Nitekim, ABD Bankacılık denetleme kurulu, 2006 yılında CSHC şirketine ve CEO’su Rufus Paul Harris’e dolandırıcılıktan dava açtı. Ve bu dava halen devam ediyor. Aynı yıl çıkan bu haberin altındaki yorumlarda da, Saklı’ya ve şirkete büyük tepkiler var. “Bir dost” adlı kullanıcı, “Adnan Saklı, şimdi de Almanya’da aynı tezgahı yürütüyor” diyor. CSHC’ye parasını kaptıran binlerce Amerikalı küçük yatırımcı, şirketi ve Harris’i protesto etmek için internet gruplarından, Facebook gruplarına kadar birçok dayanışma grupları kurdu. Youtube’da CEO ile dalga geçen bir video bile var. Bu videonun altında da yine Saklı ile ilgili bir yorum bulunuyor. 5 ay önce yorum yapan Peter adlı kullanıcı, “Saklı’yı bulmak için zamanınızı harcamayın. O karşılaştığınız en iyi dolandırıcı. Bu adam tamamen aklını kaybetmiş durumda, kendi söylediği yalanlara kendisi de inanıyor. Avrupa’yı bir uçtan bir uca dolaşıyor. Her yerde onun peşindeyiz” diyor. 

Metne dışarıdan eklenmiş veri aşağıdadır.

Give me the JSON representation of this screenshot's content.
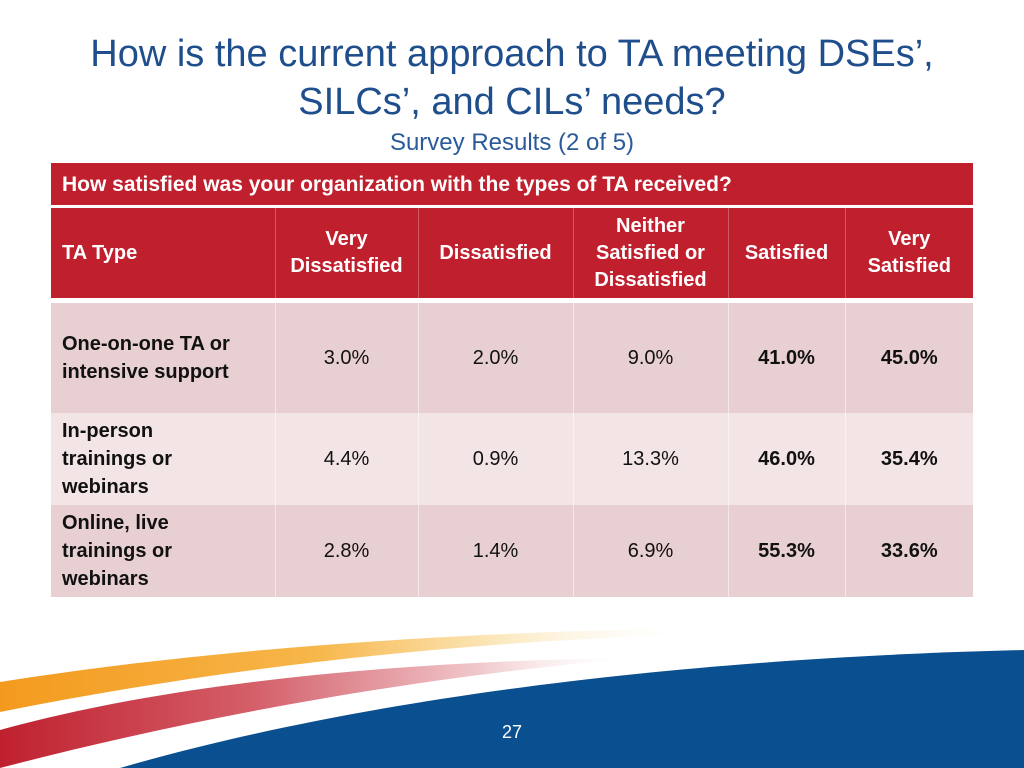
{
  "slide": {
    "title_line1": "How is the current approach to TA meeting DSEs’,",
    "title_line2": "SILCs’, and CILs’ needs?",
    "subtitle": "Survey Results (2 of 5)",
    "page_number": "27"
  },
  "table": {
    "question": "How satisfied was your organization with the types of TA received?",
    "headers": {
      "ta_type": "TA Type",
      "very_dissatisfied_1": "Very",
      "very_dissatisfied_2": "Dissatisfied",
      "dissatisfied": "Dissatisfied",
      "neither_1": "Neither",
      "neither_2": "Satisfied or",
      "neither_3": "Dissatisfied",
      "satisfied": "Satisfied",
      "very_satisfied_1": "Very",
      "very_satisfied_2": "Satisfied"
    },
    "rows": [
      {
        "label_1": "One-on-one TA or",
        "label_2": "intensive support",
        "label_3": "",
        "very_dissatisfied": "3.0%",
        "dissatisfied": "2.0%",
        "neither": "9.0%",
        "satisfied": "41.0%",
        "very_satisfied": "45.0%"
      },
      {
        "label_1": "In-person",
        "label_2": "trainings or",
        "label_3": "webinars",
        "very_dissatisfied": "4.4%",
        "dissatisfied": "0.9%",
        "neither": "13.3%",
        "satisfied": "46.0%",
        "very_satisfied": "35.4%"
      },
      {
        "label_1": "Online, live",
        "label_2": "trainings or",
        "label_3": "webinars",
        "very_dissatisfied": "2.8%",
        "dissatisfied": "1.4%",
        "neither": "6.9%",
        "satisfied": "55.3%",
        "very_satisfied": "33.6%"
      }
    ]
  },
  "colors": {
    "header_red": "#c0202e",
    "title_blue": "#1f4e8c",
    "row_dark": "#e8cfd1",
    "row_light": "#f3e5e6",
    "swoosh_blue": "#0a4f8f",
    "swoosh_orange": "#f5a623"
  }
}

*’Bush’un paravanı’ iddiası*

İtalya’da son kaçırma olayında Bologna Mafyayla Mücadele Savcılığınca yürütülen soruşturmada da Saklı’nın dolandırıcı olabileceği iddia ediliyor. Türk bankerin, kendi ismini kullandırmak suretiyle, ABD’deki milyarder ailelere ait hisse senetleri ve tahvillerin gerçek sahiplerini saklama amaçlı kanun dışı hilecilik için bir maşa olmaktan öteye geçmediği öne sürülüyor. Il Messaggero gazetesi de Bush Ailesi’nin Saklı isminin ardına gizlenen aileler arasında olduğu iddiasına yer verdi. 

*Zengin süsü veren megaloman*

Saklı’nın kendine aşırı zengin süsü veren bir megaloman olmasının da mümkün olduğu belirtildi. ABD pasaportu da bulunan Adnan Saklı, 3 ay önce İtalya’ya geldi. Sahil kenti Rimini’de 70 yaşlarındaki bir çiftin evine yerleşti. Yaşlı çift, Saklı’yı New York’tan tanıdığını, kendilerine misafirliğe geldiğini söyledi. Gazetelere göre hiç dışarı çıkmayan, bir yere gitmesi gerektiğinde de taksi kullanan Saklı, tüm gününü odasındaki iki bilgisayarda geçiriyordu. üetenin, Saklı’yı fidye için mi, yoksa hesaplaşma için mi kaçırdığı bilinmiyor. 


 28.05.2010 Cuma *17:34*

----------